Navia B, Ferrer B, Giralt M, Comes G, Carrasco J, Molinero A, Quintana A, Leclerc J, Viollet B, Señarís R M, Hidalgo J
Department of Physiology, Faculty of Medicine, University of Santiago de Compostela, Santiago de Compostela, Spain.
Acta Physiol (Oxf). 2014 Aug;211(4):585-96. doi: 10.1111/apha.12328. Epub 2014 Jul 1.
Interleukin-6 (IL-6) is a major cytokine controlling body weight and metabolism, but because many types of cells can synthesize and respond to IL-6 considerable uncertainty still exists about the mechanisms underlying IL-6 effects. Therefore, the aim of this study was to analyse the effects of tissue-specific deletion of IL-6 using a fatty acid binding protein (aP2) promoter-Cre inducible system (aP2-Cre-ERT2).
Tissue-specific IL-6 KO mice (aP2-IL-6 KO mice) were produced upon tamoxifen administration and were fed a high-fat diet (HFD, 58.4% kcal from fat) or a control diet (18%) for 14 weeks.
aP2-IL-6 KO female mice on a HFD gained less weight and adiposity than littermate wild-type mice, but these effects were not observed in males. Hypothalamic factors such as NPY and AgRP showed a pattern of expression consistent with this sex-specific phenotype. PGC-1α expression was increased in several tissues in aP2-IL-6 KO female mice, which is compatible with increased energy expenditure. Serum leptin, insulin, glucose, cholesterol and triglycerides levels were increased by HFD, and in females IL-6 deficiency reversed this effect in the case of insulin and cholesterol. HFD induced impaired responses to insulin and glucose tolerance tests, but no significant differences between genotypes were observed.
The present results demonstrate that deletion of IL-6 driven by aP2-Cre regulates body weight, body fat and metabolism in a sex-specific fashion.

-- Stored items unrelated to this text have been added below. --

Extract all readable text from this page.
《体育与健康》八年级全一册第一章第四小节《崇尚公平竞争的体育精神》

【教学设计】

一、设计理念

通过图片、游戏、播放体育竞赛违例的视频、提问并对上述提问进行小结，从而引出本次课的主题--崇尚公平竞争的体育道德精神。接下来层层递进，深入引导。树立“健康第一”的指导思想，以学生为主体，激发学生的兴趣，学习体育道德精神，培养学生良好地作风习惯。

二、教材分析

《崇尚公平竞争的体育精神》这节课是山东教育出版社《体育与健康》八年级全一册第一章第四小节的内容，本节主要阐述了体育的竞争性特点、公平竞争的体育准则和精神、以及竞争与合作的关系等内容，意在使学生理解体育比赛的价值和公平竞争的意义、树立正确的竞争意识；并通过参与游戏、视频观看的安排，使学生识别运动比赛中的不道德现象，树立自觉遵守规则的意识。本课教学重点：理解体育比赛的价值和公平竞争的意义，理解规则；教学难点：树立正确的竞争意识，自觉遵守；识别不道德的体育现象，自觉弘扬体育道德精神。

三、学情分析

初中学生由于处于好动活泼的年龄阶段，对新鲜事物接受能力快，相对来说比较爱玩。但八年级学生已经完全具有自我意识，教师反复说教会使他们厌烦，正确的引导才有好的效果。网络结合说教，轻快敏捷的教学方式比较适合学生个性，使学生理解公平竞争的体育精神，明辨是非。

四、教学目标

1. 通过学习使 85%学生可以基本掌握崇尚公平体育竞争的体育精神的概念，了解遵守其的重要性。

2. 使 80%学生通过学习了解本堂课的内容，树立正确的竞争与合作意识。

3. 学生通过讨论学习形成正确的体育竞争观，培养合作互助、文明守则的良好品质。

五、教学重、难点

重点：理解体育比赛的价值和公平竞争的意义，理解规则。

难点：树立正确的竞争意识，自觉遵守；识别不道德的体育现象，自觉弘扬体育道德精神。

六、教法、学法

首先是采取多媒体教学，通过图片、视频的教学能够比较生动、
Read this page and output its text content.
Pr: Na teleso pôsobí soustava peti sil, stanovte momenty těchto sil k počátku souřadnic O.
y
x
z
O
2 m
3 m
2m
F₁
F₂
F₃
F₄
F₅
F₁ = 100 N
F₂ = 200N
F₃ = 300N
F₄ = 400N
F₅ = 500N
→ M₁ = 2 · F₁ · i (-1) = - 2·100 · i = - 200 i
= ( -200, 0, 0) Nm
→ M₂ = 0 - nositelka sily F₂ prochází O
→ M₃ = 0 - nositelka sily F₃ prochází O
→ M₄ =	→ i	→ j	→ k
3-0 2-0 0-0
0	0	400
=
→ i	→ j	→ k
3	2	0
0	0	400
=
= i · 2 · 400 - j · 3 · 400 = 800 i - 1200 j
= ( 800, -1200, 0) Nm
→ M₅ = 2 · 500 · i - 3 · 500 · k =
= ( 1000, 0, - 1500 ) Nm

白细胞介素-6(IL-6)是控制体重和新陈代谢的主要细胞因子,但由于多种类型的细胞均可合成并对IL-6产生反应,IL-6作用的潜在机制仍存在相当大的不确定性。因此,本研究旨在利用脂肪酸结合蛋白(aP2)启动子-Cre诱导系统(aP2-Cre-ERT2)分析组织特异性缺失IL-6的影响。
给予他莫昔芬后制备组织特异性IL-6基因敲除小鼠(aP2-IL-6基因敲除小鼠),并给予高脂饮食(HFD,58.4%的热量来自脂肪)或对照饮食(18%)14周。
高脂饮食喂养的aP2-IL-6基因敲除雌性小鼠比同窝野生型小鼠体重增加和脂肪堆积更少,但在雄性小鼠中未观察到这些影响。下丘脑因子如神经肽Y(NPY)和刺鼠相关肽(AgRP)的表达模式与这种性别特异性表型一致。aP2-IL-6基因敲除雌性小鼠的多个组织中过氧化物酶体增殖物激活受体γ共激活因子1α(PGC-1α)表达增加,这与能量消耗增加相一致。高脂饮食使血清瘦素、胰岛素、葡萄糖、胆固醇和甘油三酯水平升高,在雌性小鼠中,IL-6缺乏逆转了胰岛素和胆固醇方面的这种影响。高脂饮食导致胰岛素和葡萄糖耐量试验反应受损,但未观察到不同基因型之间的显著差异。
目前的结果表明,由aP2-Cre驱动的IL-6缺失以性别特异性方式调节体重、体脂和新陈代谢。